Merspons hal tesebut, Kepala Dinas Penerangan Angkatan Laut (Kadispenal), Laksamana Pertama (Laksma) TNI, Tunggul mengungkap kronologi awal mula penganiayaan yang dilakukan oknum TNI AL yakni Serda M terhadap dua pemuda berinisial WAT (24) dan DN (39) pada Jumat (2/1/2026) dini hari.
Diketahui bahwa korban berinisial WAT meninggal dunia, sementara satu lainnya yakni DN masih menjalani perawatan di RS Brimob Kelapa Dua Depok.
Laksma TNI Tunggul menyebutkan, bahwa peristiwa bermula saat Serda M mencurigai adanya dua orang yang akan melakukan transaksi ilegal.
“Peristiwa bermula saat Serda M bersama warga mencurigai bahwa dua orang yang datang ke wilayah tempat tinggalnya diduga akan melaksanakan transaksi ilegal,” kata Tunggul, saat dihubungi, Sabtu (3/1/2026).
Kemudian karena hal tersebut, Serda M bersama dengan warga melakukan tindakan kekerasan fisik sehingga mengakibatkan satu orang meninggal dunia.
“Serda M bersama warga melakukan tindakan kekerasan fisik secara berlebihan kepada kedua korban yang berakibat satu orang meninggal dunia setelah sempat dibawa ke RS Bhayangkara Brimob, sementara satu korban lainnya mengalami luka berat,” jelas Tunggul.
Sementara itu Tunggul belum mengungkap secara detail mengenai transaksi ilegal ini. Sebab, saat ini yang bersangkutan masih dalam proses pemeriksaan.
“Masih dalam proses pemeriksaan ya,” tegas Tunggul.
Sebelumnya, Kepala Dinas Penerangan Angkatan Laut (Kadispenal), Laksamana Pertama (Laksma) TNI, Tunggul membenarkan soal pelaku penganiayaan dua pria berinisial WAT (24) dan DN (39), di Gang Swadaya Emas, RT 004/001, Kelurahan Sukatani, Kecamatan Tapos, Kota Depok, Jumat (2/1/2026) dini hari, adalah oknum anggota TNI AL.

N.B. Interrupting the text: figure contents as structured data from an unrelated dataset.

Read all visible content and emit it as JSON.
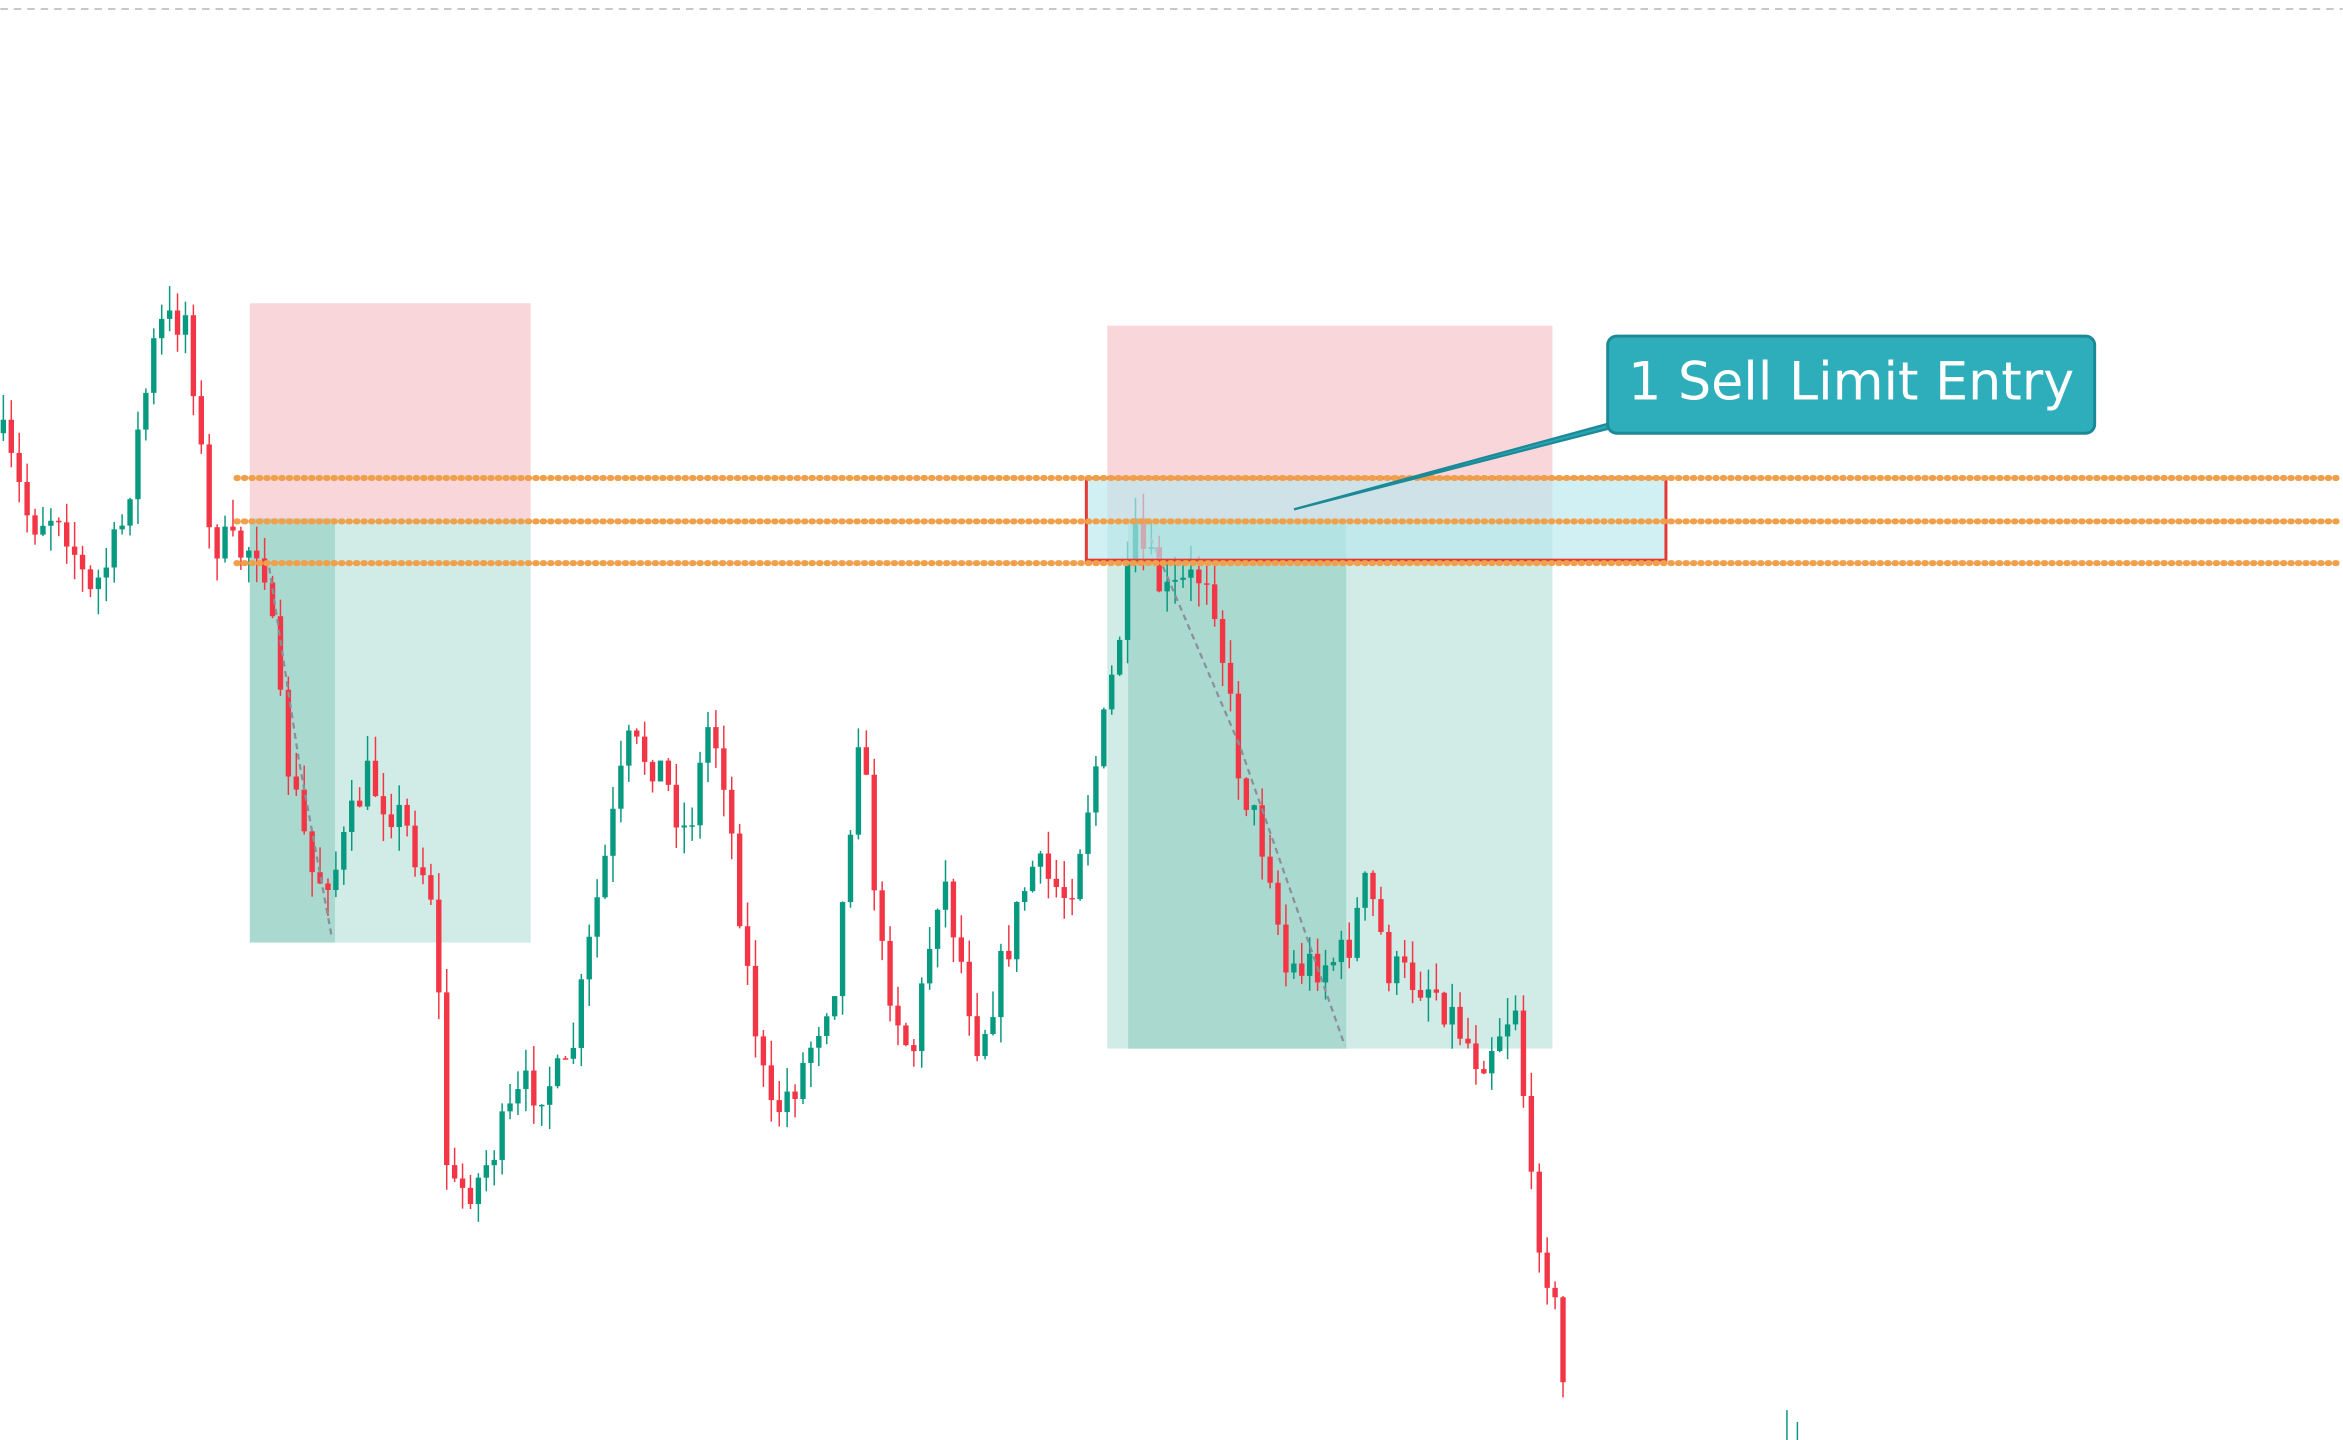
{
  "annotation": {
    "label": "1 Sell Limit Entry"
  }
}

“Bahwa benar salah satu dari terduga pelaku adalah oknum anggota TNI AL atas nama Serda “M”,” kata Tunggul, saat dihubungi, Sabtu (3/1/2026).
Lebih lanjut Tunggul mengungkapkan, TNI AL melalui Polisi Militer Kodaeral III telah mengamankan terlapor Serda M dan telah menerima pelimpahan berkas perkara dari Polsek Cimanggis.